Permission Slips for Pleasure: Working with Embodiment & Trauma


Last weekend, we participated in The American History Theatre’s Shout and Stomp: Healing Through Movement and Theatre. We left feeling inspired by Amber Robinson and The American History Theatre for creating an event to support veterans using arts based interventions. Collaborating on events like this is one of the exciting things we get to do at Yellowbird and one we don’t always share about. I am excited to break that trend! One of the ways we helped support this event was through Erika’s movement workshop. I am going to take a moment and brag a bit about Erika and the powerful work she does through movement and dance. She is a master artist and holds the ability to bring movement to all bodies. She is fluent in the “language of dance” and is adept at finding ways for each individual to discover their unique way of “speaking dance”. I feel lucky every day to partner with her in this work.

I love the expressive arts because it can be a subtle way of approaching healing work. We had the opportunity to experience this in Erika’s movement workshop with those impacted by various forms of trauma. When an individual has experienced physical trauma and they have ensuing pain, the idea of dancing can seem challenging to say the least. However, in working through the expressive arts, we are taught to create space to work with what you have available in the moment. This means that whatever willingness, energy, curiosity, etc you have in that moment is ENOUGH. If the idea of dancing sounds impossible, what might be a pleasurable way to move? I can hear you asking, what if it’s just a pinky finger? Well, perfect!

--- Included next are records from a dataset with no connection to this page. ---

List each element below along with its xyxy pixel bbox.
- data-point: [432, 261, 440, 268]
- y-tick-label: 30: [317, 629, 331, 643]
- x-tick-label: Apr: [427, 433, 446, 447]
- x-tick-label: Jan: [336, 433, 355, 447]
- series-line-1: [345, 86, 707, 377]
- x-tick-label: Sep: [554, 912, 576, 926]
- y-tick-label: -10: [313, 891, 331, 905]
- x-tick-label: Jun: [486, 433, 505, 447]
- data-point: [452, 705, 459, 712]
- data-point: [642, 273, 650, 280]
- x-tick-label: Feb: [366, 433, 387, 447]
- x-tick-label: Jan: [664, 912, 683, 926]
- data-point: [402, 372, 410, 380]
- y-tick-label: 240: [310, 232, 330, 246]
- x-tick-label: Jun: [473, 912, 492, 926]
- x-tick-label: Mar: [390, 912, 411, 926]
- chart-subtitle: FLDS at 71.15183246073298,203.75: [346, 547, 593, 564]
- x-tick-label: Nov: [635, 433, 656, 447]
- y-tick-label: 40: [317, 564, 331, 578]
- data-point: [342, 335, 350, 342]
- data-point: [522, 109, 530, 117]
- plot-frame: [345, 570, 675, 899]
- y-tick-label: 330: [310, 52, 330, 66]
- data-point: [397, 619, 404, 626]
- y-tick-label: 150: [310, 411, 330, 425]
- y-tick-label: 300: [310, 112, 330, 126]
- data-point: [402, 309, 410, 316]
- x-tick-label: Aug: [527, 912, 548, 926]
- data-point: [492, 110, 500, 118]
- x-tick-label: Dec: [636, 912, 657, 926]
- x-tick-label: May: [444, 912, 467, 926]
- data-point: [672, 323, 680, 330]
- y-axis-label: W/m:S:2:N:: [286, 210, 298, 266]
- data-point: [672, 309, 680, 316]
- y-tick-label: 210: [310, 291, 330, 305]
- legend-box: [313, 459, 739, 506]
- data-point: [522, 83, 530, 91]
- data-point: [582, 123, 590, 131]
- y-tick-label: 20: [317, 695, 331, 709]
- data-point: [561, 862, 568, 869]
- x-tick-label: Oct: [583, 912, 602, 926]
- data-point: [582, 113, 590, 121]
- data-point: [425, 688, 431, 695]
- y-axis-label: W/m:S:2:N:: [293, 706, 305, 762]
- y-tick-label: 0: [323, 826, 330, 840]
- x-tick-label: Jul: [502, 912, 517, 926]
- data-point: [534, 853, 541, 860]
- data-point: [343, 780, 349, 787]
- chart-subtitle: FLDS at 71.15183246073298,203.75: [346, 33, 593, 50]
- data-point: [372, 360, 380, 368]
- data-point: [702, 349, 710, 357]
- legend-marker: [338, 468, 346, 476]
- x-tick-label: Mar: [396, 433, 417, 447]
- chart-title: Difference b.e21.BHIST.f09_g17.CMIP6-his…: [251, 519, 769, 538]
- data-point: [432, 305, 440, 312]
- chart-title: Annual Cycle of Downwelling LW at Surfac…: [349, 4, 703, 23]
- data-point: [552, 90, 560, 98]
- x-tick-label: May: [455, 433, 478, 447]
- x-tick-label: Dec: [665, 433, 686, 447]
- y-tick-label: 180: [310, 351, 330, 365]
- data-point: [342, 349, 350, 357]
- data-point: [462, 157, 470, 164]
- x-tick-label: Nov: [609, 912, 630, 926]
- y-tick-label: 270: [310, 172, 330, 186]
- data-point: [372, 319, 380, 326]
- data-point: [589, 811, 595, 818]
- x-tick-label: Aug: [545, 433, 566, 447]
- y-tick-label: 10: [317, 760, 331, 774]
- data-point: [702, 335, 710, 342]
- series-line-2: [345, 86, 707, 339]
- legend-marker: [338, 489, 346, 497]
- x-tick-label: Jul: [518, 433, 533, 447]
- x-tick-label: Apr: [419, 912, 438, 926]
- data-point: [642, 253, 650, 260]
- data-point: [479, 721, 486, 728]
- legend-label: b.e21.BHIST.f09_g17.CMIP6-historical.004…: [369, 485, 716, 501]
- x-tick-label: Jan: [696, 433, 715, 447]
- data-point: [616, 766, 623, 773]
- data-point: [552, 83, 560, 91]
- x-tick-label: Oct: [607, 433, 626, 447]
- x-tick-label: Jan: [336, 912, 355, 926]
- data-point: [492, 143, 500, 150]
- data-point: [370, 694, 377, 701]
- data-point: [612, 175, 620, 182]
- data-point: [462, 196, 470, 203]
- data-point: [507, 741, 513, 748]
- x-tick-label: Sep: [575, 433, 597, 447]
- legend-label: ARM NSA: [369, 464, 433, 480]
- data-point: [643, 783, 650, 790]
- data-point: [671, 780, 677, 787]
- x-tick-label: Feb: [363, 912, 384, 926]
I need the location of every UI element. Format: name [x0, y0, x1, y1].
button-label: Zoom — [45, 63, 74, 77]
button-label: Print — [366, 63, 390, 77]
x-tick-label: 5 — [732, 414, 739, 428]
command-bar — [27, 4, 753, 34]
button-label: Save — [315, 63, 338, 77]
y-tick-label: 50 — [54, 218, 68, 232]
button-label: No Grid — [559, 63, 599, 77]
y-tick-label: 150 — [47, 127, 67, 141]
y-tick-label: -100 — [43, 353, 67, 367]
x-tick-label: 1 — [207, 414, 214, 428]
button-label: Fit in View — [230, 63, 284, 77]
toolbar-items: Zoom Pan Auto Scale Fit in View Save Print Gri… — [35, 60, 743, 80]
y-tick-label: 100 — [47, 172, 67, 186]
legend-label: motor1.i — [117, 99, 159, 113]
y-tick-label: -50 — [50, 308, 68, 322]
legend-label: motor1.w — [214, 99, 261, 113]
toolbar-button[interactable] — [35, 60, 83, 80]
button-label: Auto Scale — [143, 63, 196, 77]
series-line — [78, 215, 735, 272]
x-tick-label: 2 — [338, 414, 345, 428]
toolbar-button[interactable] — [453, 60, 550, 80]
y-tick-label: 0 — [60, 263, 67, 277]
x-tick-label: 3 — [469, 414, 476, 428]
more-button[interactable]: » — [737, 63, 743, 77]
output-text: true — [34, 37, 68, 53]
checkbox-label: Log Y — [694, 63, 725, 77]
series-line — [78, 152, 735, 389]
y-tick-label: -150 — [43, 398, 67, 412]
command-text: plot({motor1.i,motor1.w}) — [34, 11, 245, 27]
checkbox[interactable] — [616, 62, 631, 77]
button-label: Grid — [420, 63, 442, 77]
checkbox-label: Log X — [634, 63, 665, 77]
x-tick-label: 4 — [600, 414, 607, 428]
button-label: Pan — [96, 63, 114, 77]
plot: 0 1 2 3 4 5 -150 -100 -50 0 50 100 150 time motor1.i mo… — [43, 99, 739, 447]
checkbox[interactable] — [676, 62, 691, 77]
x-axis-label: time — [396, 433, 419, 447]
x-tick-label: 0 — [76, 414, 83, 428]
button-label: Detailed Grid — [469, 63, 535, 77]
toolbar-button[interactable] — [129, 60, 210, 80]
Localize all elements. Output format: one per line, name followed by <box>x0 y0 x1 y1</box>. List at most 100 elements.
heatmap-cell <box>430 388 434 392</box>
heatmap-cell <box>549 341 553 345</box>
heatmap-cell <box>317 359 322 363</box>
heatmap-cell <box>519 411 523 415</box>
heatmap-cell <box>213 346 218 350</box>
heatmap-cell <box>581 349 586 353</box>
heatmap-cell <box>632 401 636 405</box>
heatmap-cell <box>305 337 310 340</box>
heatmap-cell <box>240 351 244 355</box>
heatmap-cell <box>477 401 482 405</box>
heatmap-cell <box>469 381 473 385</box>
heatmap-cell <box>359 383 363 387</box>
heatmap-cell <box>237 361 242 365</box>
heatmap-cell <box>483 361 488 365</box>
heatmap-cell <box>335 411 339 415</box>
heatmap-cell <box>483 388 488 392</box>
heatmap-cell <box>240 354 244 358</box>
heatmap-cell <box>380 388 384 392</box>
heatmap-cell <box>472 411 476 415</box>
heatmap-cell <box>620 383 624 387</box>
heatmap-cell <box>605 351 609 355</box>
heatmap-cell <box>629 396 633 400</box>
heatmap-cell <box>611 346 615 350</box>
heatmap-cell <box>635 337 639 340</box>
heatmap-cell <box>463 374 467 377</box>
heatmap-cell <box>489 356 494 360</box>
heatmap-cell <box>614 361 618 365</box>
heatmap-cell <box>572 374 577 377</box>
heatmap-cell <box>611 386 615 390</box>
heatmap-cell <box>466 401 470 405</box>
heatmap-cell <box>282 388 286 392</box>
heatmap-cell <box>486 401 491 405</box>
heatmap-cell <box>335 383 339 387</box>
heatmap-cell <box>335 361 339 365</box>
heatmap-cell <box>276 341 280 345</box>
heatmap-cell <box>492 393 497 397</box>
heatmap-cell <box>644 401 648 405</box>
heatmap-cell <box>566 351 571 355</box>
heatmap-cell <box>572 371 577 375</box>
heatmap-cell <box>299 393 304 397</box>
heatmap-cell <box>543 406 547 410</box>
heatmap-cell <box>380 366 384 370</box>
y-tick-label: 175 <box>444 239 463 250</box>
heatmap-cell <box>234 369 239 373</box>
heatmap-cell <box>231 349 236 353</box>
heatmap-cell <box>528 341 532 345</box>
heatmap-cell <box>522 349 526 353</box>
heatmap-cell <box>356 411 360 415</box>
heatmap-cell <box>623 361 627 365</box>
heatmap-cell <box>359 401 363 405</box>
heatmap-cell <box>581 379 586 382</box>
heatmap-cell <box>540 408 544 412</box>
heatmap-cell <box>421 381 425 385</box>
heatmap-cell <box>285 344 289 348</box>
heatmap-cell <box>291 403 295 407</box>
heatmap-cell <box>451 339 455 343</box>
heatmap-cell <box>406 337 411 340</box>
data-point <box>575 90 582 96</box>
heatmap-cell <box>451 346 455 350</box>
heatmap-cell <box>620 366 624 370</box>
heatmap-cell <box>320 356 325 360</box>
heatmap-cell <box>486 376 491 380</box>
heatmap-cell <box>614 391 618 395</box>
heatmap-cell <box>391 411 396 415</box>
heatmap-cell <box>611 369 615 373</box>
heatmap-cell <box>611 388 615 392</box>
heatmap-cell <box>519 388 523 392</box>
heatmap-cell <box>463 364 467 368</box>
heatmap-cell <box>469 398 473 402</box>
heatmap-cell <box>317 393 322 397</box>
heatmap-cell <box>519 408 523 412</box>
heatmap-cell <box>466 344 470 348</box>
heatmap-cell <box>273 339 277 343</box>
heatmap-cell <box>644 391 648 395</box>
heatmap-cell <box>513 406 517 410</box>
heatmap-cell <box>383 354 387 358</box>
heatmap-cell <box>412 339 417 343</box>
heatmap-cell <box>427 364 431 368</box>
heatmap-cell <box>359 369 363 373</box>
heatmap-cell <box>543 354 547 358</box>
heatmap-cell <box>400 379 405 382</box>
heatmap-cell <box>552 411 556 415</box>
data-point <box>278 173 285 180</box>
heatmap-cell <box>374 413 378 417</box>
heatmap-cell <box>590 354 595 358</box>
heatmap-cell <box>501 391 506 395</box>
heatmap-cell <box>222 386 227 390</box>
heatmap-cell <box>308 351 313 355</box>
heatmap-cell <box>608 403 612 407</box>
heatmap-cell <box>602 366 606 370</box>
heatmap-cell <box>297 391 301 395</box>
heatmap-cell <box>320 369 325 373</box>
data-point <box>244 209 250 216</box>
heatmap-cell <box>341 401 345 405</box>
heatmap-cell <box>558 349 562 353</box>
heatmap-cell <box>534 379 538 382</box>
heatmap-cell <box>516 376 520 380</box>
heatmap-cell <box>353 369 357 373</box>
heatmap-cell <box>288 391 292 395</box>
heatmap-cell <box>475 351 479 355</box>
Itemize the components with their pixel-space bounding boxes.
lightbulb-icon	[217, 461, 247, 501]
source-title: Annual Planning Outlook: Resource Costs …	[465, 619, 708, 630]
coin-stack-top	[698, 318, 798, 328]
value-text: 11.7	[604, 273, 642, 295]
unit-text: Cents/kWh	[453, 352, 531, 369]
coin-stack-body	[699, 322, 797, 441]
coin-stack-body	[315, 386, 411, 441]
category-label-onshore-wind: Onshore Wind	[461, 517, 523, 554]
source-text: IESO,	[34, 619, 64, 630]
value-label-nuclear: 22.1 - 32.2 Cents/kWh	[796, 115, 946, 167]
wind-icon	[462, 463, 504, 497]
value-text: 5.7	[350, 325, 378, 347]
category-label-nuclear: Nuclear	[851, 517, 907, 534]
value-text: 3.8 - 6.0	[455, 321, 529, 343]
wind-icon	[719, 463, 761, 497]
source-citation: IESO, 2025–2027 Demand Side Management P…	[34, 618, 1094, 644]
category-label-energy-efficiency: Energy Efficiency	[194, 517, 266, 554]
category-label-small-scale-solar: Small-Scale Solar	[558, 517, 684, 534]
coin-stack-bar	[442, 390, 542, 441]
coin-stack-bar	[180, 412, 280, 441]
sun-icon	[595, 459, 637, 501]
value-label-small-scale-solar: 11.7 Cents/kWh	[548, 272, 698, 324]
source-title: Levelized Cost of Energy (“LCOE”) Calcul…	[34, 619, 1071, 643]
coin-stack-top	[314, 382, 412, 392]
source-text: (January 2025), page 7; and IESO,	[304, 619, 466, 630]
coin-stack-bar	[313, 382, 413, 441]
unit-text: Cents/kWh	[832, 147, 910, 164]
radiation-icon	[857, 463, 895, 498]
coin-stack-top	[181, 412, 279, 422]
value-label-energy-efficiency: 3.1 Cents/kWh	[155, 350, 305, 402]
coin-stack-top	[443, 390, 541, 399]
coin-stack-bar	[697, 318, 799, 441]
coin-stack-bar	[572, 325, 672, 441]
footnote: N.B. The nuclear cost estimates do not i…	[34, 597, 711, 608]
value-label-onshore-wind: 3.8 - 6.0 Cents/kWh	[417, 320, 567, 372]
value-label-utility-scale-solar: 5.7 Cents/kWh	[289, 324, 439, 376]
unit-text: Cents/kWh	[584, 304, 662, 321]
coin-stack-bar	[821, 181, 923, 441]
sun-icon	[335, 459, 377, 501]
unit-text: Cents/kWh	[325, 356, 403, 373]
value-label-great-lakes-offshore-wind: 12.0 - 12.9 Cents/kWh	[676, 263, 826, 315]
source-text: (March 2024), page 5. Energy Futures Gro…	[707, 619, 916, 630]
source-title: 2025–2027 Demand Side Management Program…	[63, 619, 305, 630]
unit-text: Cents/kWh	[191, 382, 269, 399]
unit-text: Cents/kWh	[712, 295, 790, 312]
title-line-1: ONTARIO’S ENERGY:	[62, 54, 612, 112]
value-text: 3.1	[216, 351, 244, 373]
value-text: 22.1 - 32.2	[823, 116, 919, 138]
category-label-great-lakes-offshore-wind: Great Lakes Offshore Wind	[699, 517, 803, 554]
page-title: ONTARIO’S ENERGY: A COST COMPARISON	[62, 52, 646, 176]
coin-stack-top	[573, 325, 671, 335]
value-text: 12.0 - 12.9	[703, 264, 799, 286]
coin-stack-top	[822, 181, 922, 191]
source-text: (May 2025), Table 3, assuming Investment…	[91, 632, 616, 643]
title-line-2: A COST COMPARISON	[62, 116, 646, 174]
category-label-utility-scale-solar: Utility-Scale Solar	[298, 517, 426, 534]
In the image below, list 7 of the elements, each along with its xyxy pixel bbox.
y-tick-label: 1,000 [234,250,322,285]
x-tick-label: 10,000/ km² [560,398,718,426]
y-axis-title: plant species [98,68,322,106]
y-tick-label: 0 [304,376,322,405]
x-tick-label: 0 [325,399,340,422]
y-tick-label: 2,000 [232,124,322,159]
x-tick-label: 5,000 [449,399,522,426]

Playful Movement with Chairs

Playful Movement with Chairs

Trauma is often something inflicted upon a person without their consent. For those healing from this type of trauma, to force or pressure oneself to do something can trigger a sense of disempowerment and lack of self-agency. Trauma can make it feel unsafe to be “present in the body” and movement and dance have a way of turning up that presence. This can feel scary. However, when we step out of that paradigm we create new possibilities.

I like to play with the idea of permission slips in healing work. If I give myself a permission slip to just move in ways that feel good, I often find myself doing far more than I initially thought possible. Sometimes, I do far less than I imagine and savor all the subtle movements. In moving towards pleasure, we skip over forcing the body to do something because we “should” or “everyone else is” or whatever reason the mind wants to impose. It’s so powerful to step out of the paradigm of forcing or convincing the self or body to do something. It can create new pathways within the brain connecting embodiment to pleasure, delight, fun, curiosity, safety….you name it!

One of our participants shared that she had been having a bad pain day, but was surprised to discover the more she moved, the less pain she felt. Another woman was exhausted from the heat and shared she had originally thought she wouldn’t be able to move at all. However, she slowed herself down, tuned into following her pleasure and found energy she didn’t know she had. In retrospect, that kind of shift is hardly subtle. On the outside it may look like someone is simply walking across the floor, however on the inside powerful healing work could be rippling out with each step.

Permission slips can be a great way to try something out with less pressure for it to look a specific way. What if you only explored movement in ways that felt good? How might that possibly free you to move in ways you didn’t expect? Regardless of how big or small your movement ends up being, you will have found a way to partner with yourself in a nourishing and loving way.